If you actually read the EV certificate, you might be able to reasonably tie what you learned to a DNS name, which is what really matters for the circumstances where you're using TLS, as we'll see in a minute:

The Certificate can tell you the identity of a legal entity which the CA made some reasonable attempt to verify wanted to set in stone the association between their identity and the DNS names listed (and also a key but don't worry about that). You should examine not only the name of that entity, but also the country or locality in which it claims to exist (this may be a tax haven) and its ID# in that country or locality's records, such as tax records, which may enable you to distinguish it from other entities with similar (or in some cases the same) names. The latter is in a certificate element labelled "serial number" but is the serial number of the subject entity not the certificate's serial number, which today is mostly a large random number of no importance (it is serving as a cryptographic nonce but you don't need to care about that)

Anyway, once you've carefully examined these details, and determined which entity you've got a certificate for, like I said the main value is that it tells you the DNS names associated.

Almost all the software tools you use, such as a web browser don't care about any of that stuff, but they do care about DNS names. So transactions e.g. following an HTTP redirect which are done silently and automatically by the browser, won't care that this is (or is not) a EV certificate at all, but they do check the DNS names on a certificate.

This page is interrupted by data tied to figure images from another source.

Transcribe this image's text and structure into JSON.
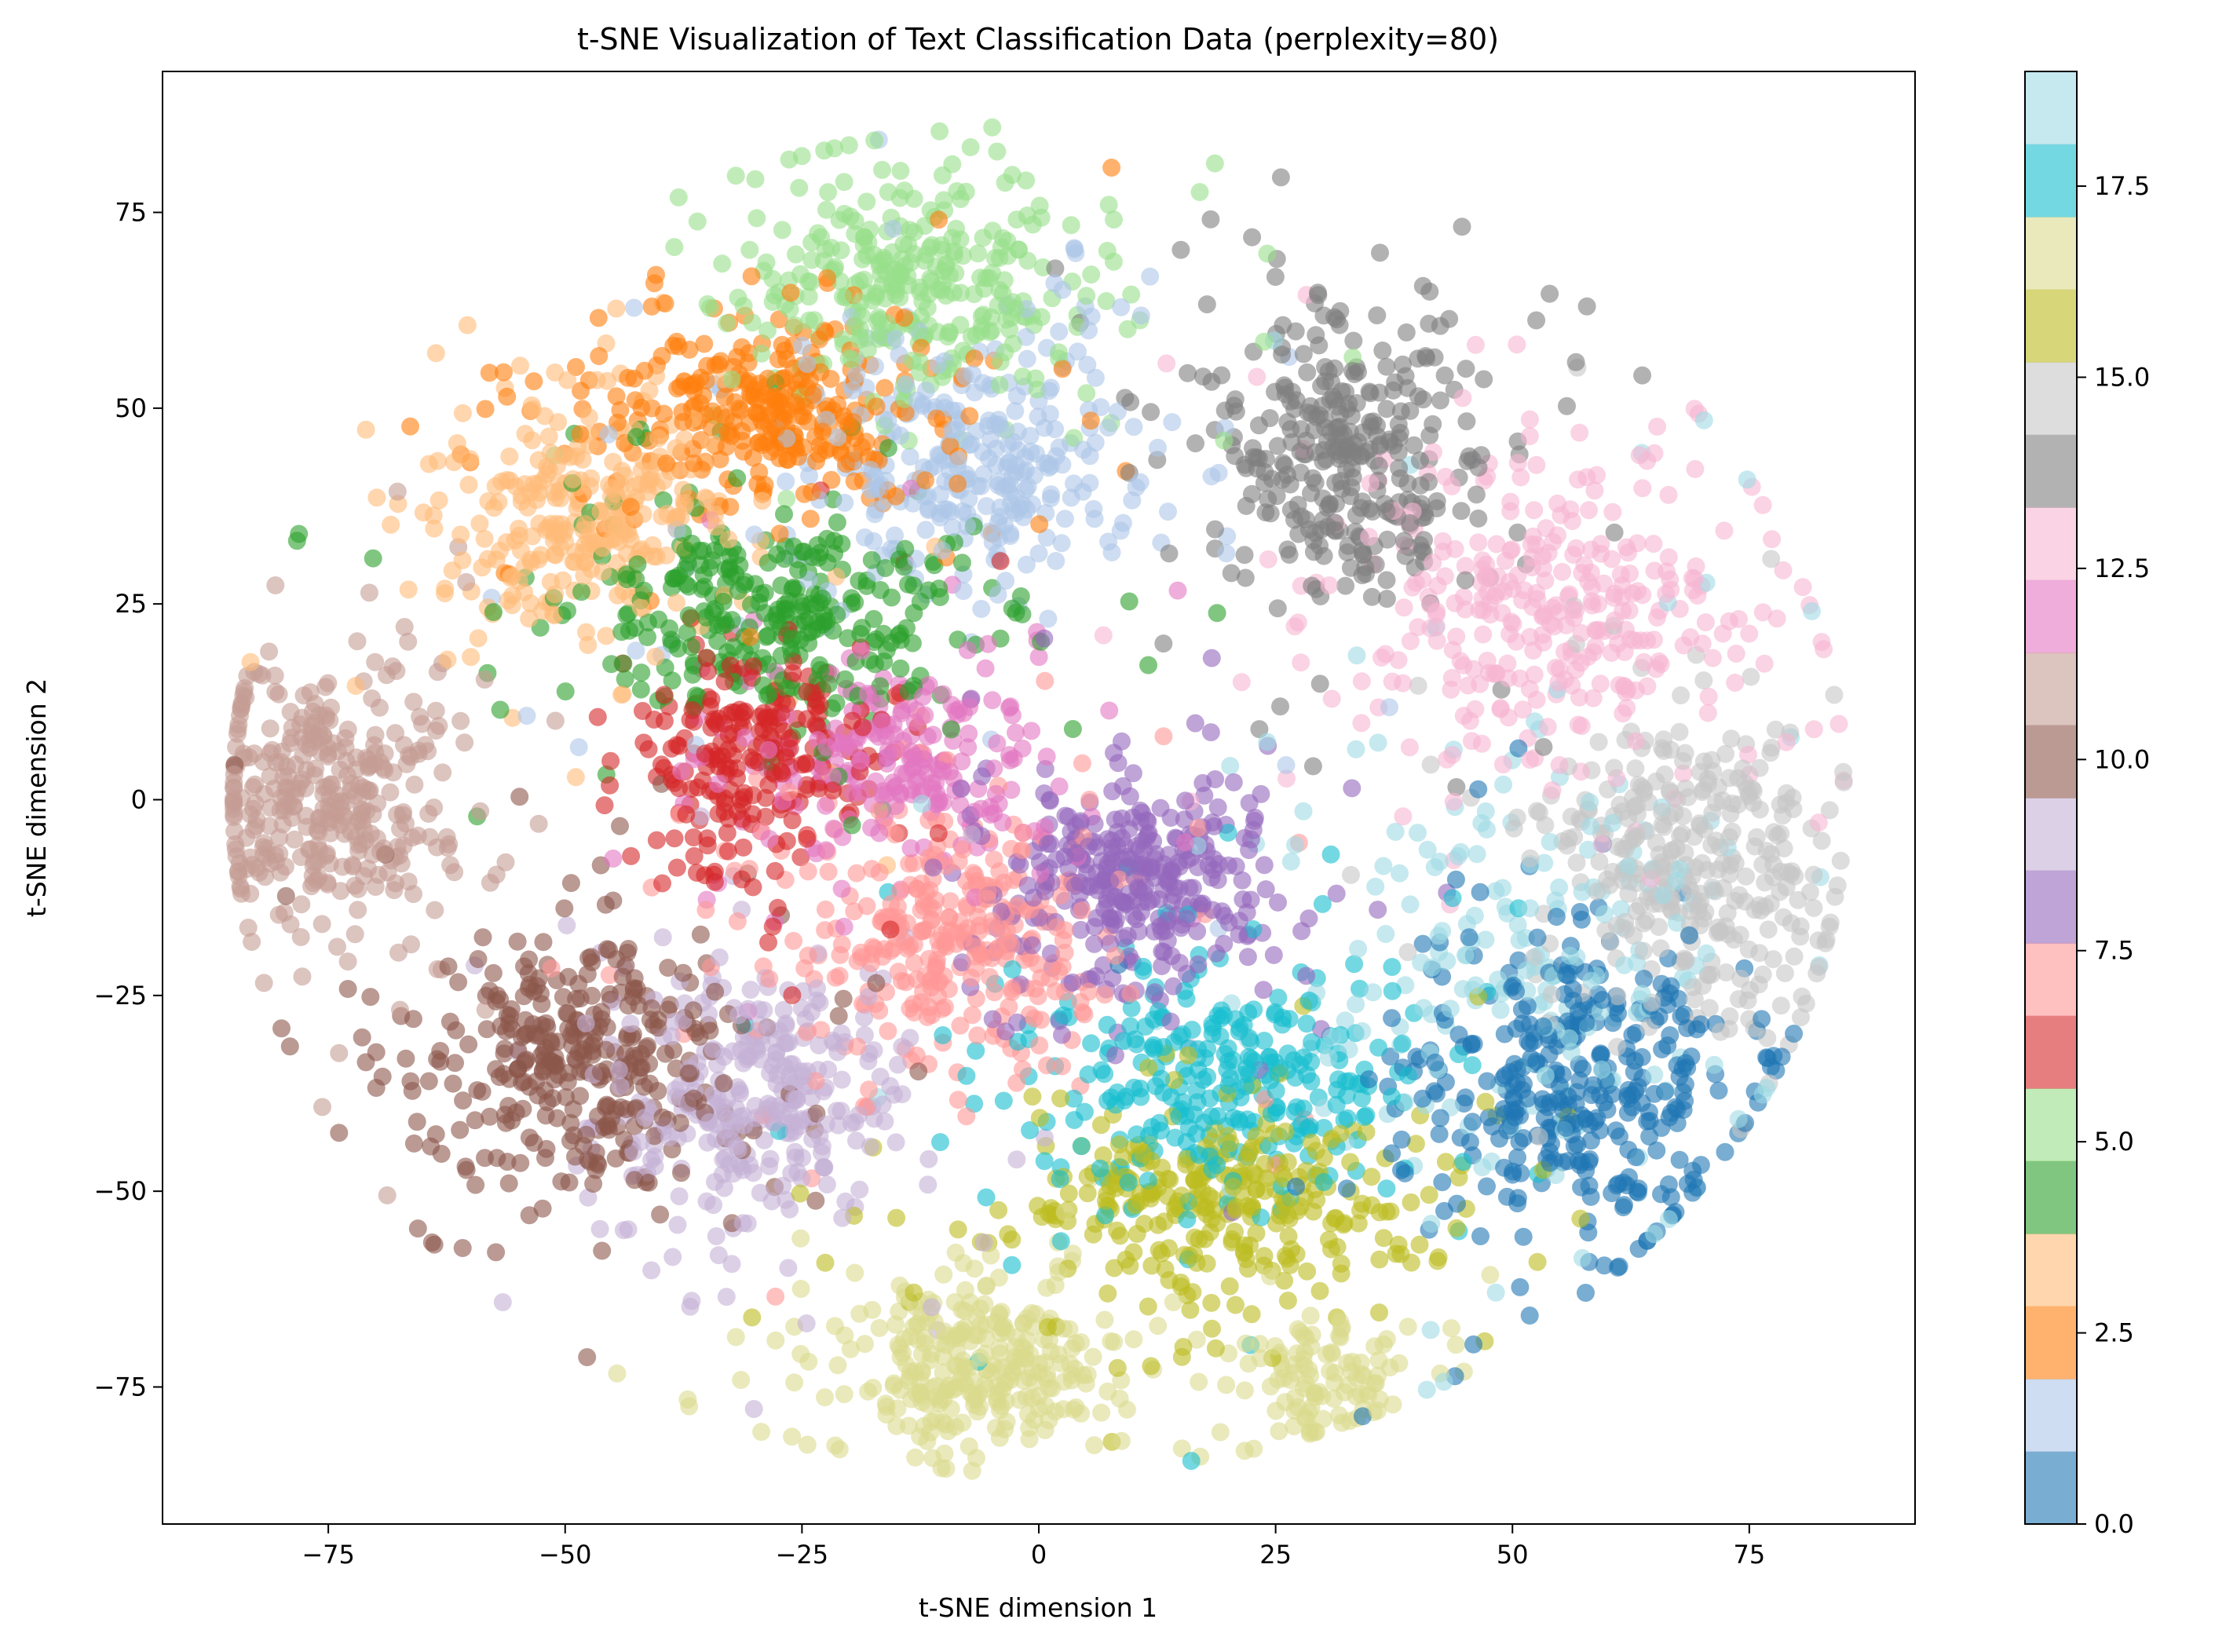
{
  "chart_data": {
    "type": "scatter",
    "title": "t-SNE Visualization of Text Classification Data (perplexity=80)",
    "xlabel": "t-SNE dimension 1",
    "ylabel": "t-SNE dimension 2",
    "xlim": [
      -92.5,
      92.5
    ],
    "ylim": [
      -92.5,
      93
    ],
    "xticks": [
      -75,
      -50,
      -25,
      0,
      25,
      50,
      75
    ],
    "xtick_labels": [
      "−75",
      "−50",
      "−25",
      "0",
      "25",
      "50",
      "75"
    ],
    "yticks": [
      -75,
      -50,
      -25,
      0,
      25,
      50,
      75
    ],
    "ytick_labels": [
      "−75",
      "−50",
      "−25",
      "0",
      "25",
      "50",
      "75"
    ],
    "grid": false,
    "marker_alpha": 0.6,
    "colormap": "tab20",
    "colorbar": {
      "vmin": 0,
      "vmax": 19,
      "ticks": [
        0,
        2.5,
        5,
        7.5,
        10,
        12.5,
        15,
        17.5
      ],
      "tick_labels": [
        "0.0",
        "2.5",
        "5.0",
        "7.5",
        "10.0",
        "12.5",
        "15.0",
        "17.5"
      ],
      "colors": [
        "#1f77b4",
        "#aec7e8",
        "#ff7f0e",
        "#ffbb78",
        "#2ca02c",
        "#98df8a",
        "#d62728",
        "#ff9896",
        "#9467bd",
        "#c5b0d5",
        "#8c564b",
        "#c49c94",
        "#e377c2",
        "#f7b6d2",
        "#7f7f7f",
        "#c7c7c7",
        "#bcbd22",
        "#dbdb8d",
        "#17becf",
        "#9edae5"
      ]
    },
    "clusters": [
      {
        "label": 0,
        "center": [
          57,
          -37
        ],
        "spread": [
          8,
          9
        ],
        "n": 360
      },
      {
        "label": 1,
        "center": [
          -8,
          43
        ],
        "spread": [
          9,
          9
        ],
        "n": 320
      },
      {
        "label": 2,
        "center": [
          -28,
          50
        ],
        "spread": [
          9,
          6
        ],
        "n": 320
      },
      {
        "label": 3,
        "center": [
          -48,
          36
        ],
        "spread": [
          7,
          7
        ],
        "n": 300
      },
      {
        "label": 4,
        "center": [
          -28,
          24
        ],
        "spread": [
          10,
          6
        ],
        "n": 320
      },
      {
        "label": 5,
        "center": [
          -14,
          66
        ],
        "spread": [
          9,
          7
        ],
        "n": 320
      },
      {
        "label": 6,
        "center": [
          -30,
          5
        ],
        "spread": [
          6,
          7
        ],
        "n": 240
      },
      {
        "label": 7,
        "center": [
          -10,
          -18
        ],
        "spread": [
          8,
          8
        ],
        "n": 340
      },
      {
        "label": 8,
        "center": [
          10,
          -10
        ],
        "spread": [
          7,
          6
        ],
        "n": 340
      },
      {
        "label": 9,
        "center": [
          -31,
          -38
        ],
        "spread": [
          7,
          8
        ],
        "n": 320
      },
      {
        "label": 10,
        "center": [
          -48,
          -33
        ],
        "spread": [
          8,
          8
        ],
        "n": 360
      },
      {
        "label": 11,
        "center": [
          -75,
          0
        ],
        "spread": [
          6,
          8
        ],
        "n": 360
      },
      {
        "label": 12,
        "center": [
          -15,
          5
        ],
        "spread": [
          8,
          6
        ],
        "n": 240
      },
      {
        "label": 13,
        "center": [
          55,
          25
        ],
        "spread": [
          10,
          8
        ],
        "n": 340
      },
      {
        "label": 14,
        "center": [
          33,
          45
        ],
        "spread": [
          7,
          9
        ],
        "n": 340
      },
      {
        "label": 15,
        "center": [
          70,
          -8
        ],
        "spread": [
          8,
          9
        ],
        "n": 340
      },
      {
        "label": 16,
        "center": [
          20,
          -52
        ],
        "spread": [
          10,
          6
        ],
        "n": 320
      },
      {
        "label": 17,
        "center": [
          -6,
          -72
        ],
        "spread": [
          7,
          5
        ],
        "n": 300
      },
      {
        "label": 18,
        "center": [
          20,
          -35
        ],
        "spread": [
          10,
          8
        ],
        "n": 300
      },
      {
        "label": 19,
        "center": [
          50,
          -20
        ],
        "spread": [
          12,
          16
        ],
        "n": 220
      },
      {
        "label": 17,
        "center": [
          29,
          -73
        ],
        "spread": [
          5,
          4
        ],
        "n": 110
      }
    ]
  }
}
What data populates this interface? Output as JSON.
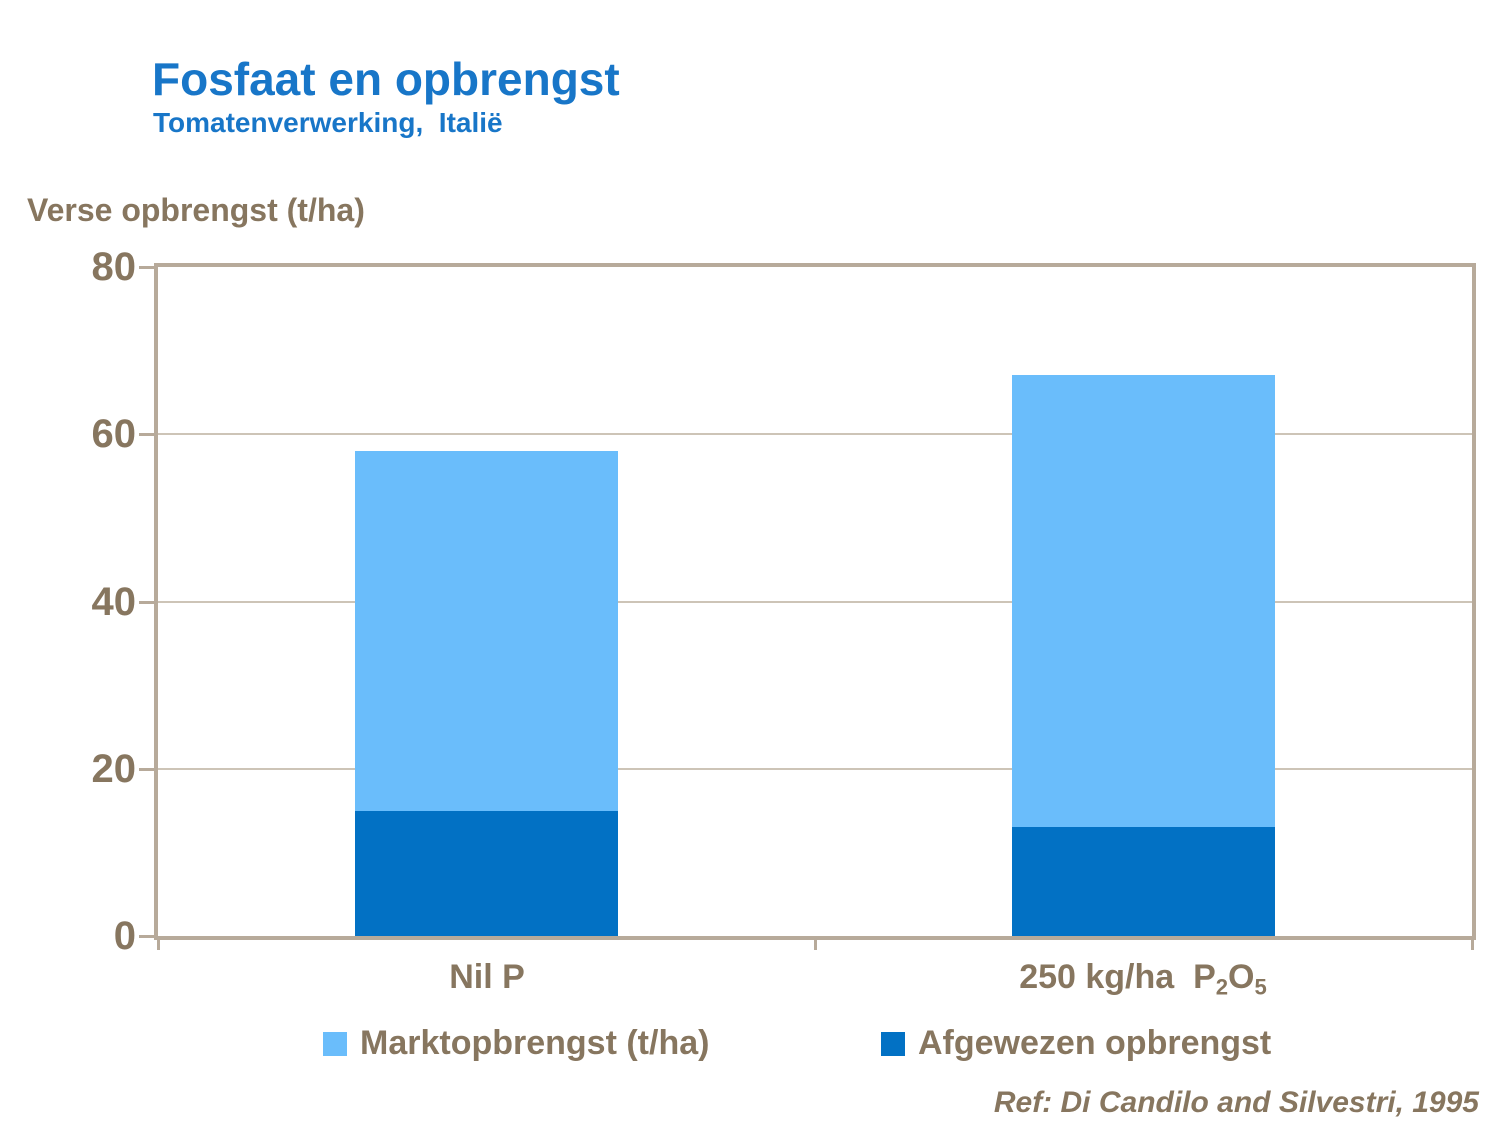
{
  "header": {
    "title": "Fosfaat en opbrengst",
    "subtitle": "Tomatenverwerking,  Italië",
    "title_color": "#1876C8"
  },
  "chart_data": {
    "type": "bar",
    "stacked": true,
    "title": "Fosfaat en opbrengst",
    "subtitle": "Tomatenverwerking, Italië",
    "ylabel": "Verse opbrengst (t/ha)",
    "categories": [
      "Nil P",
      "250 kg/ha P₂O₅"
    ],
    "series": [
      {
        "name": "Afgewezen opbrengst",
        "color": "#0271C4",
        "values": [
          15,
          13
        ]
      },
      {
        "name": "Marktopbrengst (t/ha)",
        "color": "#6ABDFB",
        "values": [
          43,
          54
        ]
      }
    ],
    "stack_order": "bottom-to-top",
    "totals": [
      58,
      67
    ],
    "ylim": [
      0,
      80
    ],
    "yticks": [
      0,
      20,
      40,
      60,
      80
    ],
    "grid": "horizontal-only",
    "legend_position": "bottom",
    "frame_color": "#B7AA9A",
    "gridline_color": "#CDC4B7",
    "axis_text_color": "#87765F"
  },
  "x_labels": {
    "label1": "Nil P",
    "label2": {
      "pre": "250 kg/ha  P",
      "sub1": "2",
      "mid": "O",
      "sub2": "5"
    }
  },
  "legend": {
    "items": [
      {
        "label": "Marktopbrengst (t/ha)",
        "color": "#6ABDFB"
      },
      {
        "label": "Afgewezen opbrengst",
        "color": "#0271C4"
      }
    ]
  },
  "footer": {
    "reference": "Ref: Di Candilo and Silvestri, 1995"
  }
}
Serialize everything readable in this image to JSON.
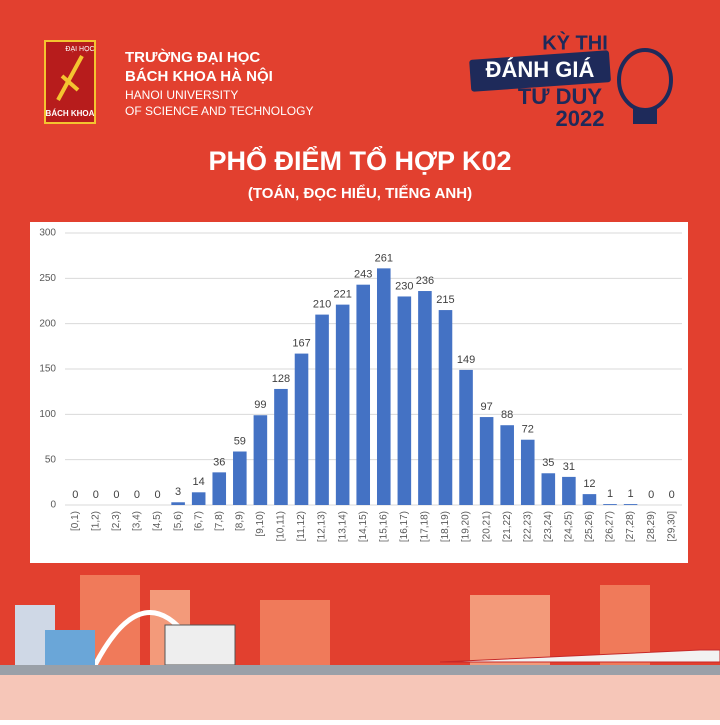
{
  "header": {
    "logo_top": "ĐẠI HỌC",
    "logo_bottom": "BÁCH KHOA",
    "school_vi_1": "TRƯỜNG ĐẠI HỌC",
    "school_vi_2": "BÁCH KHOA HÀ NỘI",
    "school_en_1": "HANOI UNIVERSITY",
    "school_en_2": "OF SCIENCE AND TECHNOLOGY"
  },
  "badge": {
    "line1": "KỲ THI",
    "line2": "ĐÁNH GIÁ",
    "line3": "TƯ DUY",
    "year": "2022"
  },
  "chart_data": {
    "type": "bar",
    "title": "PHỔ ĐIỂM TỔ HỢP K02",
    "subtitle": "(TOÁN, ĐỌC HIỂU, TIẾNG ANH)",
    "categories": [
      "[0,1)",
      "[1,2)",
      "[2,3)",
      "[3,4)",
      "[4,5)",
      "[5,6)",
      "[6,7)",
      "[7,8)",
      "[8,9)",
      "[9,10)",
      "[10,11)",
      "[11,12)",
      "[12,13)",
      "[13,14)",
      "[14,15)",
      "[15,16)",
      "[16,17)",
      "[17,18)",
      "[18,19)",
      "[19,20)",
      "[20,21)",
      "[21,22)",
      "[22,23)",
      "[23,24)",
      "[24,25)",
      "[25,26)",
      "[26,27)",
      "[27,28)",
      "[28,29)",
      "[29,30]"
    ],
    "values": [
      0,
      0,
      0,
      0,
      0,
      3,
      14,
      36,
      59,
      99,
      128,
      167,
      210,
      221,
      243,
      261,
      230,
      236,
      215,
      149,
      97,
      88,
      72,
      35,
      31,
      12,
      1,
      1,
      0,
      0
    ],
    "color": "#4472c4",
    "ylim": [
      0,
      300
    ],
    "yticks": [
      0,
      50,
      100,
      150,
      200,
      250,
      300
    ],
    "grid": true
  }
}
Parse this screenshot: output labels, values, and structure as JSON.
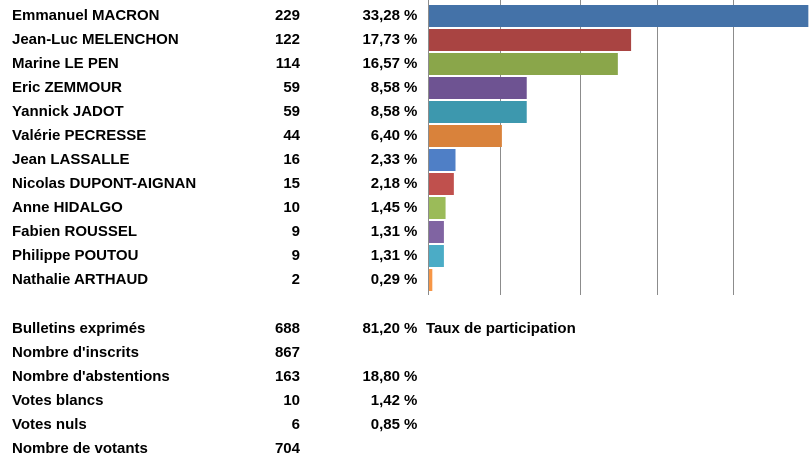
{
  "percent_symbol": "%",
  "chart_data": {
    "type": "bar",
    "orientation": "horizontal",
    "categories": [
      "Emmanuel MACRON",
      "Jean-Luc MELENCHON",
      "Marine LE PEN",
      "Eric ZEMMOUR",
      "Yannick JADOT",
      "Valérie PECRESSE",
      "Jean LASSALLE",
      "Nicolas DUPONT-AIGNAN",
      "Anne HIDALGO",
      "Fabien ROUSSEL",
      "Philippe POUTOU",
      "Nathalie ARTHAUD"
    ],
    "counts": [
      229,
      122,
      114,
      59,
      59,
      44,
      16,
      15,
      10,
      9,
      9,
      2
    ],
    "percent_labels": [
      "33,28",
      "17,73",
      "16,57",
      "8,58",
      "8,58",
      "6,40",
      "2,33",
      "2,18",
      "1,45",
      "1,31",
      "1,31",
      "0,29"
    ],
    "values": [
      229,
      122,
      114,
      59,
      59,
      44,
      16,
      15,
      10,
      9,
      9,
      2
    ],
    "xlim": [
      0,
      230
    ],
    "grid": true,
    "colors": [
      "#4472a8",
      "#a94442",
      "#8aa64a",
      "#6e5392",
      "#3d98ae",
      "#d9823b",
      "#4f7fc6",
      "#c0504d",
      "#9bbb59",
      "#8064a2",
      "#4bacc6",
      "#f79646"
    ]
  },
  "summary": [
    {
      "label": "Bulletins exprimés",
      "value": "688",
      "pct": "81,20",
      "extra": "Taux de participation"
    },
    {
      "label": "Nombre d'inscrits",
      "value": "867",
      "pct": "",
      "extra": ""
    },
    {
      "label": "Nombre d'abstentions",
      "value": "163",
      "pct": "18,80",
      "extra": ""
    },
    {
      "label": "Votes blancs",
      "value": "10",
      "pct": "1,42",
      "extra": ""
    },
    {
      "label": "Votes nuls",
      "value": "6",
      "pct": "0,85",
      "extra": ""
    },
    {
      "label": "Nombre de votants",
      "value": "704",
      "pct": "",
      "extra": ""
    }
  ]
}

So if you're able to determine from the certificate that mybank.example really is run by My Bank Inc. the bank you've got money in, that's a valid use for EV, but your browser doesn't care whether the HTTPS server it talks to shows it that EV certificate (or any other EV certificate) during HTTPS transactions, only whether the DNS names are right. It would not for example, stop during a 30x redirect and say "Oh! This is a 30x redirect from mybank.example but it didn't present that EV certificate you checked, maybe it's an imposter?" that 30x redirect is fine, the certificate was fine, and you'll never see it at all, it will never be shown to you, your data was transmitted long before you had a chance to have an opinion anyway so who cares.